Non è più tempo di agricoltori orticoli in Sardegna. Almeno a queste condizioni visto che in 15 anni l’isola ha visto dimezzare gli ettari dedicati. In cifre: dai 24.509 del 2006 ai soli 11.838 del 2021 con una perdita di 12.700 ettari.
Una perdita economica, sociale e culturale di forte rilievo che ha spinto gli imprenditori agricoli sardi a siglare un patto con quattro insegne della Gdo (Crai – Abbi Group, Superemme, Nonna Isa, Conad Sardegna) e i grossisti del mercato agroalimentare della Sardegna. Il documento sarà consegnato ai presidenti della giunta e del consiglio regionale, agli assessori all’Agricoltura, Turismo, Programmazione e Trasporti, ai presidenti della V e III Commissione della Regione Sardegna.
Andata in fumo il 36% della produzione orticola
In questi terribili 15 anni il settore rappresentato da circa 4.200 agricoltori oltre a perdere il 52% degli ettari ha registrato la riduzione del 35,8% della produzione. In cifre: da 391.456 tonnellate del 2006 alle 251.162 tonnellate del 2021 mentre il valore della produzione è sceso a 290 milioni contro i 324 realizzati nel 2006 per una perdita pari al 10%). Analizzando questi numeri emerge che il settore orticolo conta meno sul totale dell’agricoltura isolana: oggi al 19,32% contro il 23,8 del 2006. La situazione è grave.
La risposta? Fronte comune con la Gdo
Non scorre sempre buon sangue tra Gdo, mondo dell’ingrosso e produttori. In questo caso, invece, si è formata un’alleanza, con la società di Coldiretti Filiera Italia, per ottenere risultati utili a tutta la filiera. In concreto? Si punta a finanziamenti per sviluppare l’agricoltura di precisione e la formazione e specializzazione della manodopera sempre più difficile da trovare. Ma il punto sicuramente più interessante è la programmazione produttiva concordata con protocolli specifici tra grande Distribuzione organizzata, ingrosso e produttori. In questo modo il produttore ha più sicurezza e, per quanto possibile, si produce quello che chiede il mercato.
Continuità territoriale anche per le merci e marchio ombrello
Vista l’insularità il tema della logistica è fondamentale in Sardegna e per questo, sull’esempio e il modello della mobilità scontata per nativi e residenti, si vuole puntare a “percorsi di continuità territoriale delle merci per sopperire ai maggiori costi sopportati dalle aziende sarde nell’esportazione del prodotto”. Soprattutto in tempi di caro energia.

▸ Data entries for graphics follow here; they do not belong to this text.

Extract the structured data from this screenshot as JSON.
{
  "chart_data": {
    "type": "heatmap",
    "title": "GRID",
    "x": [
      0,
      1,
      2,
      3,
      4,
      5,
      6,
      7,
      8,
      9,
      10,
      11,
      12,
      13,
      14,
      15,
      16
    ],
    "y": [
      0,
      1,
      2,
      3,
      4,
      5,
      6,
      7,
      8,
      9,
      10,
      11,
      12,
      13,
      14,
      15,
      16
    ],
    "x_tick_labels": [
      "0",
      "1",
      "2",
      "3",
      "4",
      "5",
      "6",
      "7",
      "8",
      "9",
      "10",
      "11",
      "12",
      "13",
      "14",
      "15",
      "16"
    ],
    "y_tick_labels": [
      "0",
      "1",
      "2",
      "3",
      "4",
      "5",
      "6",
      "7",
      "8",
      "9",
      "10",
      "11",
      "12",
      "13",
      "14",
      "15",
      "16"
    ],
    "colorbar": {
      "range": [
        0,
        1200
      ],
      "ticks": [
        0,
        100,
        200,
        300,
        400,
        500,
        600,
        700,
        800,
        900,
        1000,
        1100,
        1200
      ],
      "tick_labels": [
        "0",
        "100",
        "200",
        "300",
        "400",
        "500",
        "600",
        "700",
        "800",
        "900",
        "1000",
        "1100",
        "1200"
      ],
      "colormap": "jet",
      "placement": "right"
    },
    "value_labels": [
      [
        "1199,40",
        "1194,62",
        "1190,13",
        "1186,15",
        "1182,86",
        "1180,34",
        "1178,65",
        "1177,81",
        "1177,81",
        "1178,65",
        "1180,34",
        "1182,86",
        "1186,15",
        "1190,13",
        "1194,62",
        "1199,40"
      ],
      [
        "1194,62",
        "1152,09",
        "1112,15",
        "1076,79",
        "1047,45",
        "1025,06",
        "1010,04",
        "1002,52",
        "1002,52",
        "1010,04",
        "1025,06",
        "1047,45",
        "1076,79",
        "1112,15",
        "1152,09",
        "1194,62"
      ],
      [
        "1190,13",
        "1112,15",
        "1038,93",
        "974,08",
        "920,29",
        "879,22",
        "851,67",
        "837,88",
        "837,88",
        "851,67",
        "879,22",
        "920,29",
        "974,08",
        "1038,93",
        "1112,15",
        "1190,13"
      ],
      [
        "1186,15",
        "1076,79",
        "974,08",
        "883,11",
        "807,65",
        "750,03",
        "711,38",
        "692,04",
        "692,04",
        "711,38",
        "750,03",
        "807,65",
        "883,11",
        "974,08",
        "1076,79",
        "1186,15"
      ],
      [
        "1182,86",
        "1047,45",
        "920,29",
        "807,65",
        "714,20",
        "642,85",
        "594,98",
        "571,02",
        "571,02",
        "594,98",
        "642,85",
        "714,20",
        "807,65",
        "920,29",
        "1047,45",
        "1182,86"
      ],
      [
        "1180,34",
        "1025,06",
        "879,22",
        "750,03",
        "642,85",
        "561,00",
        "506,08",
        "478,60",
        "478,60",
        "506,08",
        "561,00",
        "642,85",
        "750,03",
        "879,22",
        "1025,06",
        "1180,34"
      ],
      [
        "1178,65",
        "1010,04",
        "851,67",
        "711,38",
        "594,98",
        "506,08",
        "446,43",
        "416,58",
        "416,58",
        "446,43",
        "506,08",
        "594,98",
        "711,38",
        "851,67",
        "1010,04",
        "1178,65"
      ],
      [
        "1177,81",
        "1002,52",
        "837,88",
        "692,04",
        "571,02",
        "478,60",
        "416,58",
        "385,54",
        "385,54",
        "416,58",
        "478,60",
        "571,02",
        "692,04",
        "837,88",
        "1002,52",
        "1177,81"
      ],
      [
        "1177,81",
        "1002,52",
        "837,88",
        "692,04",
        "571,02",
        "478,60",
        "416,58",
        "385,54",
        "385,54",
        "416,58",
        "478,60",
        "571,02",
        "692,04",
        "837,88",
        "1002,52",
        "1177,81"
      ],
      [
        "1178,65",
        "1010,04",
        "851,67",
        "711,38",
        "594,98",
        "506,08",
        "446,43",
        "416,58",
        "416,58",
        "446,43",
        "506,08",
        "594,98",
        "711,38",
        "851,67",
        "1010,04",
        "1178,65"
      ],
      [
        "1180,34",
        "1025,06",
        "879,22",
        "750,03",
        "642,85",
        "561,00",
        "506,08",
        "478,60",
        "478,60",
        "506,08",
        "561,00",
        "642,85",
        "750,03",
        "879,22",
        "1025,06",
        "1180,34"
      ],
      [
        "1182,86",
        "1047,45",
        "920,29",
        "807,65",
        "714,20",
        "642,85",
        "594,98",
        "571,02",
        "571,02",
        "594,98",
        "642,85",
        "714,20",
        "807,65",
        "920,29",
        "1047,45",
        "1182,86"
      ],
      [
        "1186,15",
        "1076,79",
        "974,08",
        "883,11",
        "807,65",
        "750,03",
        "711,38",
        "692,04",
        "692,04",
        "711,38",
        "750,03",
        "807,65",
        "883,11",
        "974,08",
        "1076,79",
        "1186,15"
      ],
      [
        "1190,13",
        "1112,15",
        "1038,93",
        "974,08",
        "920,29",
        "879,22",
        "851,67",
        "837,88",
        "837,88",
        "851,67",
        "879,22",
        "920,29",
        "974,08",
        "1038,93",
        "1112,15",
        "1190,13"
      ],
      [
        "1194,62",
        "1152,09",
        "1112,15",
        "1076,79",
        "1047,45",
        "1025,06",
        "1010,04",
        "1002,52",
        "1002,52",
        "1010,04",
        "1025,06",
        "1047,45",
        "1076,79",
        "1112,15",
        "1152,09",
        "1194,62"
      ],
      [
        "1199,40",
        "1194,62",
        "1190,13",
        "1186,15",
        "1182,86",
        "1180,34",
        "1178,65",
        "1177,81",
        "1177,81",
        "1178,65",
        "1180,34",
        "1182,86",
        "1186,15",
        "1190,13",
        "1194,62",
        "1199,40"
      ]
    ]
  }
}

Agli ostacoli strutturali e di lunga data dell’agricoltura sarda si associa anche la debolezza della promozione dei prodotti isolani. Su questo punto gli imprenditori chiedono “un marchio-ombrello utilizzabile da tutta la grande distribuzione organizzata (sempre all’interno del piano di filiera)”. Infine, quando si realizza una extraproduzione, “la possibilità per tutto il sistema ortofrutticolo di realizzare – anche attraverso il sostegno della Regione ed il ricorso a fondi europei – impianti di trasformazione di prodotti agricoli, anche per diversificare l’offerta”.
L’opportunità per unire tutta la filiera: “I sostegni però sono rattoppi”
“Questa occasione in cui è riunita la filiera – sostiene il presidente di Coldiretti Sardegna, Battista Cualbu – diventa una straordinaria opportunità per costruire processi integrati per la nostra agricoltura. Nei momenti di difficoltà sono necessari i sostegni, ma dobbiamo avere coscienza che si tratta solo ed esclusivamente di un rattoppo. La Sardegna ha bisogno di altro, per questo abbiamo elaborato una piattaforma su cui dare solidità e sostanza a tutti gli attori della filiera che impegni le istituzioni, e quindi la Regione, a costruire un supporto perché la filiera Sardegna possa realmente decollare, attraverso una programmazione produttiva che preveda il sostegno alle imprese con l’agevolazione sui trasporti e gli investimenti sulla promozione del prodotto Sardegna”.
“È fondamentale costruire protocolli produttivi tra filiere affinché la Regione possa costruire attorno tutti questi percorsi – evidenzia Luca Saba, direttore di Coldiretti Sardegna -. Inoltre occorre pensare, in stagioni come queste, a come gestire il surplus produttivo, magari attraverso un sostegno mirato ad uno stabilimento che possa assorbire le merci fresche in eccesso trasformandole”.